Normative text is part of the standard.
Informative text, like footnotes, examples, and some appendices,
are not part of the standard. They are for information only.

Not exactly. Both normative elements and informative elements
are part of a standard, but only normative elements give
provisions that must be observed in order to claim conformance
(to whatever it is that's being standardized).

(I admit it's a minor distinction; I thought some people
might appreciate the clarification.)

 

[Christopher Benson-Manica]

(I admit it's a minor distinction; I thought some people
might appreciate the clarification.)

I did - thank you.

 

[pete]

Impossible if I take you literally, since an unsigned int isn't
guaranteed to be any bigger than 16 bits, and 4 bytes will be 32 bits
(since we're presumably talking about 8-bit bytes, not "C bytes" which
can be larger).

"portable ANSI C" means "C bytes"

You are correct in that it is impossible.

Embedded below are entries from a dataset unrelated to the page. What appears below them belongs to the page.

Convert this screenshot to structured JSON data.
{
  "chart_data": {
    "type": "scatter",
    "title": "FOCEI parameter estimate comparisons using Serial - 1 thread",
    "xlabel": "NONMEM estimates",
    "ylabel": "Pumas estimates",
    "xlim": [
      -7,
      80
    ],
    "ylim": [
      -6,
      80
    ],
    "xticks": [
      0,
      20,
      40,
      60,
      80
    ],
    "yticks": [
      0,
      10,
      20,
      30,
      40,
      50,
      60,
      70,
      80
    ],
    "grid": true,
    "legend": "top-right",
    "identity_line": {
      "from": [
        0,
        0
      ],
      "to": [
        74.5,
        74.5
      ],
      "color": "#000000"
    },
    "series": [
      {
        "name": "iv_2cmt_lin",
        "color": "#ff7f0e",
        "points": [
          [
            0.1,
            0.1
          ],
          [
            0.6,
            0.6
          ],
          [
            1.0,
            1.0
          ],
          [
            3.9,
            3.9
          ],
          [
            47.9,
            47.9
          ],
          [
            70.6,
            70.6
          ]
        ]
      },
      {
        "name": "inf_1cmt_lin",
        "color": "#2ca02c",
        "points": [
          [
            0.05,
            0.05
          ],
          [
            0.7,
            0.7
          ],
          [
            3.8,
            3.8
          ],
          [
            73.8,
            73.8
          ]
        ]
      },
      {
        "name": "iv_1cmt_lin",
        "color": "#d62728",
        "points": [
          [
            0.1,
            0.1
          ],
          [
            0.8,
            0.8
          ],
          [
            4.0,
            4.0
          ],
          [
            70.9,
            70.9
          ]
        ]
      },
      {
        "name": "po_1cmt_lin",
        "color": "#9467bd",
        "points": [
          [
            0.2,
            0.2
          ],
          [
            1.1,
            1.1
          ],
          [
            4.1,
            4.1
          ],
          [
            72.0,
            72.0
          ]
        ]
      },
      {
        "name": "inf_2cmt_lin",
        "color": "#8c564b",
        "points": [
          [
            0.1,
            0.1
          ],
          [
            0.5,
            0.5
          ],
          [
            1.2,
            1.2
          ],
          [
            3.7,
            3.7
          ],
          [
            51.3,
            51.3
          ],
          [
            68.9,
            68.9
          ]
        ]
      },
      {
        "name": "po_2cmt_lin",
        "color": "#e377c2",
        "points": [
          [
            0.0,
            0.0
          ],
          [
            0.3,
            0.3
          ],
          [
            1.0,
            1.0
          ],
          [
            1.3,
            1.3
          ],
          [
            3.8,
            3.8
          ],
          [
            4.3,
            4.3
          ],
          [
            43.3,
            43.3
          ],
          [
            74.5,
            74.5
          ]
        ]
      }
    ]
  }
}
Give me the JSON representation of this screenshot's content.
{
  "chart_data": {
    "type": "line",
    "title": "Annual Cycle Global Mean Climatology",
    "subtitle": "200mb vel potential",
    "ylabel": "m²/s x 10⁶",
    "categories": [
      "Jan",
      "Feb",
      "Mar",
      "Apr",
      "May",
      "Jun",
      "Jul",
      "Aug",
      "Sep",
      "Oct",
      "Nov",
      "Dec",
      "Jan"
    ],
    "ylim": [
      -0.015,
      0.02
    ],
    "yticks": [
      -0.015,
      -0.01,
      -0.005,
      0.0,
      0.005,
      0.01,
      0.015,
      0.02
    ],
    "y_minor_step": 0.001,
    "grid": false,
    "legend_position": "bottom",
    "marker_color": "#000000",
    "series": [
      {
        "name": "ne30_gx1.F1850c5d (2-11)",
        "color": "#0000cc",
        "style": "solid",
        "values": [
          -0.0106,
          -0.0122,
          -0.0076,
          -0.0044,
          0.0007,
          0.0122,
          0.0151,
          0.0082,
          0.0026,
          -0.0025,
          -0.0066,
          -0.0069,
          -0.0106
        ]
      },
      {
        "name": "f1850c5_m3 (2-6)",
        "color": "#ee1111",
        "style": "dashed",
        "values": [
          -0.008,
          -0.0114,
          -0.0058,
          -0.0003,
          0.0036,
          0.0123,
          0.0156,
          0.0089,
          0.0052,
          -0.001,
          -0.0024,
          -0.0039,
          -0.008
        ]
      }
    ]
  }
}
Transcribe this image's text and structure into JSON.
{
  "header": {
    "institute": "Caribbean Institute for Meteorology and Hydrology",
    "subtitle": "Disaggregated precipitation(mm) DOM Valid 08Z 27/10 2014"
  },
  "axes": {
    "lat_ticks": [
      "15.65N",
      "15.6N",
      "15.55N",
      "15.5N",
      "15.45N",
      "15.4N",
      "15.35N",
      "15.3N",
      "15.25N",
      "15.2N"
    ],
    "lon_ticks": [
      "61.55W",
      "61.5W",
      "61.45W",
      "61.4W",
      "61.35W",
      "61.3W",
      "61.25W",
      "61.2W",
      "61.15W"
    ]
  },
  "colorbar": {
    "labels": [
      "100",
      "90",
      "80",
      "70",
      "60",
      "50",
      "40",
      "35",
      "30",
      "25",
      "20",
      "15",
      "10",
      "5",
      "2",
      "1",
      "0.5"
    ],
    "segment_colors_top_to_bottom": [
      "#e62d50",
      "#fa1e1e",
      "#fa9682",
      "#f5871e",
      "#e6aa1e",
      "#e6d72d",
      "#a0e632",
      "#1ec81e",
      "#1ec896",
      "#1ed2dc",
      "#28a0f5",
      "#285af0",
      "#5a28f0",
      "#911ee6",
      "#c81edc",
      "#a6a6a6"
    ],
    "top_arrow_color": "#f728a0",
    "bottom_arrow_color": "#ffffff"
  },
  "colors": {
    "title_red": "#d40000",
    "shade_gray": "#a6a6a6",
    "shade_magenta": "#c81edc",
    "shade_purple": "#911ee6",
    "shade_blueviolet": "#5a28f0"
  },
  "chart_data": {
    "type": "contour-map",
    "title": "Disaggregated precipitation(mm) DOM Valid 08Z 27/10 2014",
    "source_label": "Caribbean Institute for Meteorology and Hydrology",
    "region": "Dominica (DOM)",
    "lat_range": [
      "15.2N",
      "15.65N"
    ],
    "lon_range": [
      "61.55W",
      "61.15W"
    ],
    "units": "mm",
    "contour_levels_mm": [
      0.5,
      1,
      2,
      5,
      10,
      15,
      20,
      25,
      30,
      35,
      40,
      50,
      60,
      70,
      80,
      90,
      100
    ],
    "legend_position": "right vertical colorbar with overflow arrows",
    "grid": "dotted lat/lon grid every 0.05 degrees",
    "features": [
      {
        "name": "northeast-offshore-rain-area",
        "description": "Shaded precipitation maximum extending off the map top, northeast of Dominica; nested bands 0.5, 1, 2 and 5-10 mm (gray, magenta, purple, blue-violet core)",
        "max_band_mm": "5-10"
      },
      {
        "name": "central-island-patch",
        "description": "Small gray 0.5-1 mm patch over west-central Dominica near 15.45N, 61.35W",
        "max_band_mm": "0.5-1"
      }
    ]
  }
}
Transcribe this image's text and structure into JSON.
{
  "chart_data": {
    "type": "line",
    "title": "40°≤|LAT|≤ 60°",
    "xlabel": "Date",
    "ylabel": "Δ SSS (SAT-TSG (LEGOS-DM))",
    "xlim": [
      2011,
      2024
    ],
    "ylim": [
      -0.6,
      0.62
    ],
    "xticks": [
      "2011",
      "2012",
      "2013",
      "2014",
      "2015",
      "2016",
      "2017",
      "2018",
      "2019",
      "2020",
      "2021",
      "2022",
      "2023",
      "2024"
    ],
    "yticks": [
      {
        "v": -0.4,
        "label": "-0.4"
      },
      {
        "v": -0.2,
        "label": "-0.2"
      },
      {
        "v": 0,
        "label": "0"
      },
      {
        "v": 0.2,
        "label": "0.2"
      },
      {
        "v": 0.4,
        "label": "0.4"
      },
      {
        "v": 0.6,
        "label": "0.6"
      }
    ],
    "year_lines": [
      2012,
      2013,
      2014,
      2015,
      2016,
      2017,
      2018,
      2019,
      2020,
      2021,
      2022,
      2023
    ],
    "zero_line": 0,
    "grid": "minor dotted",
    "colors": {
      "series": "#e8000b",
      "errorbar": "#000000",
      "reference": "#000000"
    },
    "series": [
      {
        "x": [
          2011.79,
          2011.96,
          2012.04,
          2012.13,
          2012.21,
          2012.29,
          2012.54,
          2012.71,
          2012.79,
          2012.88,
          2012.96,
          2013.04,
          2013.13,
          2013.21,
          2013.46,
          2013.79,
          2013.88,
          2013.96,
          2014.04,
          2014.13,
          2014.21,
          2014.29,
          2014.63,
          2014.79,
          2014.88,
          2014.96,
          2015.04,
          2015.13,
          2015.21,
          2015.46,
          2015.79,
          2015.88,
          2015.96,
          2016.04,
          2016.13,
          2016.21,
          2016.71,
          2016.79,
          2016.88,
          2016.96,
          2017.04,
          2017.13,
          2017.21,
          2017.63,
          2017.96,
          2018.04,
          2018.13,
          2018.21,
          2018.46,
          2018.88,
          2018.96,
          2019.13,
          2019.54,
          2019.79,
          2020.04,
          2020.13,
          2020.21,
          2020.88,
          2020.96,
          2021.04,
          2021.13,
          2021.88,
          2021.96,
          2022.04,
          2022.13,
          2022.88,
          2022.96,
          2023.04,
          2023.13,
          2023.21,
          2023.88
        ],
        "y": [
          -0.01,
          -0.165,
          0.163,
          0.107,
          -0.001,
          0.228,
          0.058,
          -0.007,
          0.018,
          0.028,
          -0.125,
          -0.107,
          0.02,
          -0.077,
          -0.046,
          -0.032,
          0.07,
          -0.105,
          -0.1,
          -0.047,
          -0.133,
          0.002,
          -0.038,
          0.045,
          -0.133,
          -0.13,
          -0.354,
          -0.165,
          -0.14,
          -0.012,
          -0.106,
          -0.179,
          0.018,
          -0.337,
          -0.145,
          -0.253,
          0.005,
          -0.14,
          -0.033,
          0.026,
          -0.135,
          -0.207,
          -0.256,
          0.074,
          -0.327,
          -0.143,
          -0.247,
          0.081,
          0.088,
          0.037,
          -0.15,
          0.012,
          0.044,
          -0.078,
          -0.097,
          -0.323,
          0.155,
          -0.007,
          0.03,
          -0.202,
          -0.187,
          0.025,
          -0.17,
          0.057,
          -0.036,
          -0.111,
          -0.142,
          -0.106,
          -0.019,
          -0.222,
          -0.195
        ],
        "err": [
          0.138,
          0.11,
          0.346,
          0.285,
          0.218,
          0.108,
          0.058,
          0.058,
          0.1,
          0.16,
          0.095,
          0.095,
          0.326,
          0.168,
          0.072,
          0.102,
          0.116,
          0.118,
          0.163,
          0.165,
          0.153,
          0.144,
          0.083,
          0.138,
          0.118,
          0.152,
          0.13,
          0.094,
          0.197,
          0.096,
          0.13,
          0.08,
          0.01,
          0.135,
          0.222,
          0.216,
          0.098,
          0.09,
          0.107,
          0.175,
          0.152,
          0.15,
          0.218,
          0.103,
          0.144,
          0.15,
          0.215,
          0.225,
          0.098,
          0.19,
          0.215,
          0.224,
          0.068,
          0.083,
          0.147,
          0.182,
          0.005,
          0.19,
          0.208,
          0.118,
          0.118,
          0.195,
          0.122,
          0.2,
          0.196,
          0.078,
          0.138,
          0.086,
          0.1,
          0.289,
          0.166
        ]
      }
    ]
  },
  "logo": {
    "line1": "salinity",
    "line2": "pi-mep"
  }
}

Code doesn't have to be portable to be useful.

Pretending that code is portable when it isn't, is wrong.

 

[Skarmander]

pete wrote:

Code doesn't have to be portable to be useful.

Pretending that code is portable when it isn't, is wrong.

"Portable modulo X" is a meaningful concept. That is, "portable across
all machines where an int is 32 bits" is meaningful. Whether it's
acceptable depends, and nobody could advertise it as "100% portable ISO
C", but it's not "pretending". Just as long as you don't call it
"portable" without qualification.

S.

 

[Jordan Abel]

pete wrote:


"Portable modulo X" is a meaningful concept. That is, "portable across
all machines where an int is 32 bits" is meaningful. Whether it's
acceptable depends, and nobody could advertise it as "100% portable ISO
C", but it's not "pretending". Just as long as you don't call it
"portable" without qualification.

And all that's needed in this case is to use long instead of int.

 

[pete]

OK.

And all that's needed in this case is to use long instead of int.

Qulaification is still required for that.

For this specification:

I would like to extract 4 bytes

and store them into an unsigned int.

1) In portable ANSI C.

sizeof(long) can be less than 4 if CHAR_BIT is greater than 8.